Quando estive pela primeira vez diante do Serpentine, no Hyde Park, fiquei imaginando que fora alí que Madame Blavatsky conhecera Morya, seu guru indiano. Pode-se dizer que naquele momento, por volta de 1850, foi plantada a semente para a criação da Teosofia (sistema filosófico, místico e ocultista).

Não posso deixar de mencionar que em Londres me aproximei mais do movimento Hare Krishna, começei a estudá-lo, frequentar as aulas e fazer as deliciosas refeições vegetarianas, prasada. O templo Hare Krishna que frequentei era o da Soho Street, perto da Soho Square. Bem central e com os devotos mais amáveis que já conheci até hoje...

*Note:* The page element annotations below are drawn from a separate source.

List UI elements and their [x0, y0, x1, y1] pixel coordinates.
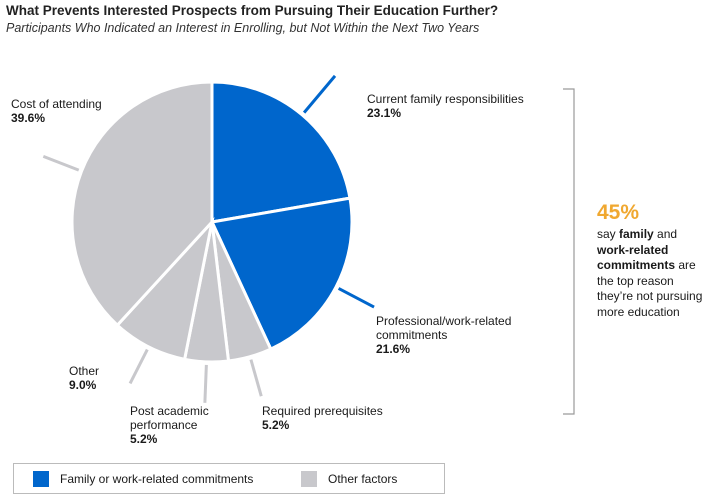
legend-item-other-factors: Other factors [301, 471, 397, 487]
slice-label-required-prerequisites: Required prerequisites 5.2% [262, 404, 383, 432]
legend-label: Other factors [328, 472, 398, 486]
slice-value: 5.2% [262, 418, 290, 432]
legend-swatch [301, 471, 317, 487]
callout-bold-work: work-related commitments [597, 242, 676, 273]
slice-label-other: Other 9.0% [69, 364, 99, 392]
slice-name: Professional/work-related commitments [376, 314, 512, 342]
slice-required-prerequisites-leader [249, 359, 263, 397]
callout-text: say [597, 227, 620, 241]
slice-value: 21.6% [376, 342, 411, 356]
callout-bold-family: family [619, 227, 654, 241]
callout: 45% say family and work-related commitme… [597, 202, 706, 320]
slice-post-academic-leader [203, 364, 208, 403]
slice-cost-of-attending [70, 80, 214, 328]
slice-cost-of-attending-leader [42, 154, 80, 172]
slice-label-current-family: Current family responsibilities 23.1% [367, 92, 524, 120]
slice-value: 9.0% [69, 378, 97, 392]
slice-name: Required prerequisites [262, 404, 383, 418]
slice-name: Cost of attending [11, 97, 102, 111]
slice-value: 5.2% [130, 432, 158, 446]
legend: Family or work-related commitments Other… [13, 463, 445, 494]
callout-bracket [563, 88, 575, 415]
legend-swatch [33, 471, 49, 487]
slice-label-post-academic: Post academic performance 5.2% [130, 404, 225, 446]
chart-subtitle: Participants Who Indicated an Interest i… [6, 21, 480, 35]
legend-label: Family or work-related commitments [60, 472, 254, 486]
callout-text: and [653, 227, 678, 241]
slice-name: Other [69, 364, 100, 378]
slice-other-leader [128, 348, 149, 385]
slice-professional-work [209, 196, 354, 352]
slice-current-family [210, 80, 352, 224]
legend-item-family-work: Family or work-related commitments [33, 471, 253, 487]
slice-value: 39.6% [11, 111, 46, 125]
slice-label-professional-work: Professional/work-related commitments 21… [376, 314, 536, 356]
callout-text: are the top reason they’re not pursuing … [597, 258, 703, 319]
slice-name: Post academic performance [130, 404, 209, 432]
callout-percentage: 45% [597, 201, 640, 224]
chart-title: What Prevents Interested Prospects from … [6, 3, 499, 18]
slice-value: 23.1% [367, 106, 402, 120]
slice-label-cost-of-attending: Cost of attending 39.6% [11, 97, 102, 125]
slice-professional-work-leader [337, 287, 375, 309]
slice-current-family-leader [302, 74, 337, 114]
slice-name: Current family responsibilities [367, 92, 524, 106]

Uma tarde estava caminhando na New Kent Road, perto da Elephant and Castle Station, quando um quadro de avisos na vitrine de uma loja me chamou a atenção. Anotei alguns telefones de empregos e fui pra casa telefonar.


Começei a trabalhar como "cleaner" já no outro dia!Os donos da empresa eram irlandeses, Mary and Malcolm, um casal muito simpático.Saía de casa às 4 da manhã para limpar um andar inteiro de uma faculdade localizada em Old Gloucester St. (WC1), quase em frente a Queen Square, uma pequena e charmosa pracinha, onde eu ficava sentado esperando o casal chegar e abrir a faculdade.A estação de metrô mais próxima era Holborn, mas eu só usava o metrô quando estava apressado mesmo. Quase sempre ia de ônibus até Holborn station e caminhava até a faculdade.Era curioso observar as garrafas de leite e os jornais nas portas das casas... algo quase surreal para nós, não?